CAMP BLUE DIAMOND, Iraq -- Warriors from 1st Marine Division and Jim Hake, founder of Spirit of America, have similar aspirations: to help the Iraqi people and to build better relations between Americans and Iraqis.
But that's easier said than done.
According to the Spirit of America Web site, www.spiritofamerica.net, the Los Angeles-based non-profit charitable organization is helping to reach these goals by donating several tons of medical equipment, school supplies, carpentry tools and Frisbees.
"Jim Hake approached the 1st Marine Division about donating goods to the people of Iraq," said Lt. Col. John Lutkenhouse, the division's plans officer for economic development.
Maj. Gen. James N. Mattis, 1st Marine Division commanding general, accepted Hake's "generous" offer.
Nearly 10,000 school supply kits, 3 tons of medical supplies and 2 tons of Frisbees were sent to Iraq's Al Anbar province, where the division is conducting security and stabilization operations.
"Right now, Civil Affairs is a big part of the division's mission here," added Lutkenhouse, of Sunnyvale, Calif. "We are working to improve the lives of the Iraqi people. If we befriend them and show them we want to help there's a less likelihood that at they will try to undermine our efforts."
He said the supplies are currently being divided amongst the division's subordinate units in the area for distribution to the locals.

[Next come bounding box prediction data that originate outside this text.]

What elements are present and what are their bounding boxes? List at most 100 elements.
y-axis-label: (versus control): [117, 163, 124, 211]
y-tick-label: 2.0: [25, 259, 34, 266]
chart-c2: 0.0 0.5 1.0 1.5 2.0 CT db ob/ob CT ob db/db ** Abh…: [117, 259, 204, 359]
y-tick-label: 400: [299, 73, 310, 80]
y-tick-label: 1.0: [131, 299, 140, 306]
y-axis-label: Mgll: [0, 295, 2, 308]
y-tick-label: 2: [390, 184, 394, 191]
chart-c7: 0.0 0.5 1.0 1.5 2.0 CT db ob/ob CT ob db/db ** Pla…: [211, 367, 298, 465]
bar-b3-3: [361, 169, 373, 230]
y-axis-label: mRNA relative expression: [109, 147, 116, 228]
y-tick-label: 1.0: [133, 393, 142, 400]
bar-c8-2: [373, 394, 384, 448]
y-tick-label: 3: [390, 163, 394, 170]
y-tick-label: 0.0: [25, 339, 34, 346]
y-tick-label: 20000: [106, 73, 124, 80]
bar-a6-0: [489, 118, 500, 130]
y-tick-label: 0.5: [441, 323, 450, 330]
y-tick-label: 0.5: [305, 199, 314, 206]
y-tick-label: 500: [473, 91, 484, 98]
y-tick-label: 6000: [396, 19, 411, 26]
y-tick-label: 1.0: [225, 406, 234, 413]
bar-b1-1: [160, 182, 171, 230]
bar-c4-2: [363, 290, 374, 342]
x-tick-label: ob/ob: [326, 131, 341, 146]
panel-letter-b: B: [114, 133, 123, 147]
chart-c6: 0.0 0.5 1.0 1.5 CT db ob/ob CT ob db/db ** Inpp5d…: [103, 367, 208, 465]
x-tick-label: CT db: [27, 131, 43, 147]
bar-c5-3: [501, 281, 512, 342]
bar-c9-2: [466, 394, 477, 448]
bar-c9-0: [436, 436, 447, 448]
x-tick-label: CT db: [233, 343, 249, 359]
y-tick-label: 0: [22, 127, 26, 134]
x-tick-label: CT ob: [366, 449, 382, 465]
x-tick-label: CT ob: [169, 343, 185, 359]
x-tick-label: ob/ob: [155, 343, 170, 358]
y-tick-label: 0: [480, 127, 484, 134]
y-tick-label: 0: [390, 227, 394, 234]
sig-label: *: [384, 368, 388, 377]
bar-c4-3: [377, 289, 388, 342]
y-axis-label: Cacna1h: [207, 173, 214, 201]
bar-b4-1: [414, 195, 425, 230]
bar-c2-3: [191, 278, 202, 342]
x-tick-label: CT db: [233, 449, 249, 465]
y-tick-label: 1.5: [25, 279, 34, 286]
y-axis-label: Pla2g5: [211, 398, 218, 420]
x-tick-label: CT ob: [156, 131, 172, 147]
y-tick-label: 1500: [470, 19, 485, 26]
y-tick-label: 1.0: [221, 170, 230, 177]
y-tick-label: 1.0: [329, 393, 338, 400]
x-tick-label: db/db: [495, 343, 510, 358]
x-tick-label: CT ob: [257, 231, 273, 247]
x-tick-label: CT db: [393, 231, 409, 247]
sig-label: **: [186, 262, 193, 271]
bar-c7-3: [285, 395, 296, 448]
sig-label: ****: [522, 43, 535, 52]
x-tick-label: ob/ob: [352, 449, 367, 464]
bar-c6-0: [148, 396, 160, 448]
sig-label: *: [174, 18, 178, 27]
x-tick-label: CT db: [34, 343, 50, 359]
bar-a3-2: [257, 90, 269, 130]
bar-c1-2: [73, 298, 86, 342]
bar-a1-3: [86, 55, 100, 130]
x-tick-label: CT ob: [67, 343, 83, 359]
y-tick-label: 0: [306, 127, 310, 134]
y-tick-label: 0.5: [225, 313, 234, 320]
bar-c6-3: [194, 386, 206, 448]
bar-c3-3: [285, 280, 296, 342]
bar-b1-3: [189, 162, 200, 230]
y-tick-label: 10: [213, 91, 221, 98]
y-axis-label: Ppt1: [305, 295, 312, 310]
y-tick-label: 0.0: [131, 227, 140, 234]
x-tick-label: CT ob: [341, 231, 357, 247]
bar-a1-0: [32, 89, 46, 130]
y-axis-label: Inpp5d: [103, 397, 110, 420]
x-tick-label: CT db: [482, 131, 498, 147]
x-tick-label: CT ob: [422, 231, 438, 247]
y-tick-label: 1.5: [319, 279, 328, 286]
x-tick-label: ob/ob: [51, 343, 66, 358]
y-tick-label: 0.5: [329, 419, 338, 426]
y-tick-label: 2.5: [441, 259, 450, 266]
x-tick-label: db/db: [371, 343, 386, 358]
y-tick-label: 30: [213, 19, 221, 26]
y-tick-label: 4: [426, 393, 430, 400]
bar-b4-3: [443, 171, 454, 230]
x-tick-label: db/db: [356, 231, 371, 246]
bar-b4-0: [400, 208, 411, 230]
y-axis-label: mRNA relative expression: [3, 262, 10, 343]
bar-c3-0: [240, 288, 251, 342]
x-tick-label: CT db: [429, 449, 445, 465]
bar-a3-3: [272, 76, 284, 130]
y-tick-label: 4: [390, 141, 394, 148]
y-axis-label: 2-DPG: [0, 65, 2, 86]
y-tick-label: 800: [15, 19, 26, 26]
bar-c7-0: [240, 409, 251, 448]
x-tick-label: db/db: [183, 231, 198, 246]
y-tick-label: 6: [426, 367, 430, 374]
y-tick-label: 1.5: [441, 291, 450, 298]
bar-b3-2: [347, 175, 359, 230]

Units like 3rd Battalion, 11th Marine Regiment have already begun delivering the goods.
During a recent visit to the city of Nukhayb, 2nd Lt. Robert L. Nofsinger was in charge of getting some of the equipment to the citizens.
"We donated about 30 boxes of medical supplies and sporting goods," Nofsinger, of Overland Park, Kan., said. "We're planning to come back in the future to give out more of the medical supplies that were given to us by Spirit of America."
Children in the city received some of the charity's Frisbees with the word "friendship" written in both English and Arabic.
The organization was founded in order to "help Americans serving abroad improve the lives of people in need."
On the Web site, Hake states, "It was clear to me that expanding positive interactions on the front lines could both assist those in need and help America further reflect and perpetuate the ideals for which it stands."
His actions have not gone unnoticed.
In a thank-you letter to Hake, Mattis wrote, "Spirit of America's gifts will reduce adversarial relationships and bridge cultural gaps. You have significantly impacted our ability to do good and I fervently hope reduce the potential for combat."